39.Te1+!? permet également de coordonner les pièces blanches. 39…Rf5 (39…Rd6?? 40.Fe7+ gagne la dame.; 39…Rf7 40.Fd5+ Rg6 41.Fe7 et la menace Tg1+ qui pousse les Noirs à amener leur roi sur la colonne h, ou l’autre menace de pousser le pion a à dame, sont trop fortes. 41…Dxa6?? 42.Te6+ gagne sur le champ.) 40.Fe4+ Rg4 (Après 40…Re5 41.Fb6 le pion a va à dame. 41…Dxa6?? 42.Fb7+ gagne.) 41.Tg1+ Rh5 42.Txg7 Da1+ (la menace était mat en deux par 42…– 43.Txh7+ Rg4 44.Th4#) 43.Tg1 Dxa6 44.Ff3+ Rh6 45.Fc7 et le roi noir est dans la boite. 45…Df6 46.Tg4! Da1+ 47.Rg2 Db2+ 48.Rh3 et Fxf4+ suit… Les Blancs gagnent.

39…Dc5?!

39…Db2 40.Te1+ Rd6 41.Fg5 ne permet aux Noirs que de prolonger un peu la partie.

40.Tb1 c3?! 41.Fb6!

et le pion a ne peut être stoppé : 41.Fb6 c2 42.Te1+ De5 et maintenant 43.Txe5+ Rxe5 44.a7 est le plus simple 44…c1D+ 45.Fg1 et a8=D. Les Blancs ont alors deux fous de plus et un roi à l’abri. Le gain ne pose aucun problème.

1-0

Enseignements à retirer de cette partie :

1) Choisissez une ouverture avec laquelle vous pensez gêner votre adversaire, et qui ne va pour autant vous poser un problème de même nature.

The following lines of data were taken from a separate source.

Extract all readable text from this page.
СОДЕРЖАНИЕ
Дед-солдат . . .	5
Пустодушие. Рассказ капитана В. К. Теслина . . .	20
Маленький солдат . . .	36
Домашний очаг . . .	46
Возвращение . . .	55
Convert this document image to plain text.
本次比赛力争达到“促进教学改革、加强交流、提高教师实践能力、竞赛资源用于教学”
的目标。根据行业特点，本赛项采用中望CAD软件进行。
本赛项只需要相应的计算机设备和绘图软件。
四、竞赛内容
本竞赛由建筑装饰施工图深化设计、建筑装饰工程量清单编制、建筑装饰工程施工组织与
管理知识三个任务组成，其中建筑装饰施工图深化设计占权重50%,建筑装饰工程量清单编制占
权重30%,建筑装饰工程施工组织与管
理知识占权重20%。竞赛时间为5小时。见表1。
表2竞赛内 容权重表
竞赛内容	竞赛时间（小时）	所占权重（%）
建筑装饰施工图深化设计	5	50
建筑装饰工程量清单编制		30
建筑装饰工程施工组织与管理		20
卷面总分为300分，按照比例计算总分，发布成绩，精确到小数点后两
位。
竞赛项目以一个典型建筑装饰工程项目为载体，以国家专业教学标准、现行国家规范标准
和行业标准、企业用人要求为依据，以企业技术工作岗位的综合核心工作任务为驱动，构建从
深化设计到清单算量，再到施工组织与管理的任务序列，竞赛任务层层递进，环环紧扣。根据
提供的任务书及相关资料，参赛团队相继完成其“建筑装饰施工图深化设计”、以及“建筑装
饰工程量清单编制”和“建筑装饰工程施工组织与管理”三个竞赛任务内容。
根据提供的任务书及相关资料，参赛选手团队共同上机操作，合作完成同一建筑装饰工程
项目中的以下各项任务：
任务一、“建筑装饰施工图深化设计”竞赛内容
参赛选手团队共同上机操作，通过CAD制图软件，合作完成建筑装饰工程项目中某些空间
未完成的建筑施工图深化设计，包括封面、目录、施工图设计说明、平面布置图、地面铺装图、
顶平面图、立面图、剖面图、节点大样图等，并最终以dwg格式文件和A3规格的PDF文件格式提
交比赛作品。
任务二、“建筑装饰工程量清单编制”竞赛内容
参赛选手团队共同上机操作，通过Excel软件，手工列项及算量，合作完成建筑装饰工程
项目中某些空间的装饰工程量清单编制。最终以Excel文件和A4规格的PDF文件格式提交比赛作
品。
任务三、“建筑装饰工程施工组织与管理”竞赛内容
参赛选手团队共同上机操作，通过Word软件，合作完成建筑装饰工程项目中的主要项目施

2) Lorsque vous avez sacrifié du matériel pour l’initiative, ne vous ruez pas sur la première occasion de refaire votre retard en regagnant le matériel investi, surtout lorsqu’il y a possibilité d’augmenter la pression et de forcer votre adversaire à faire de plus amples concessions.

3) La prise de décision dans une finale complexe peut souvent être simplifiée en repérant les pions dangereux - les pions importants qui sont souvent avancés dans la course à la promotion - et en cherchant comment avancer les siens tout en stoppant ceux de l’adversaire.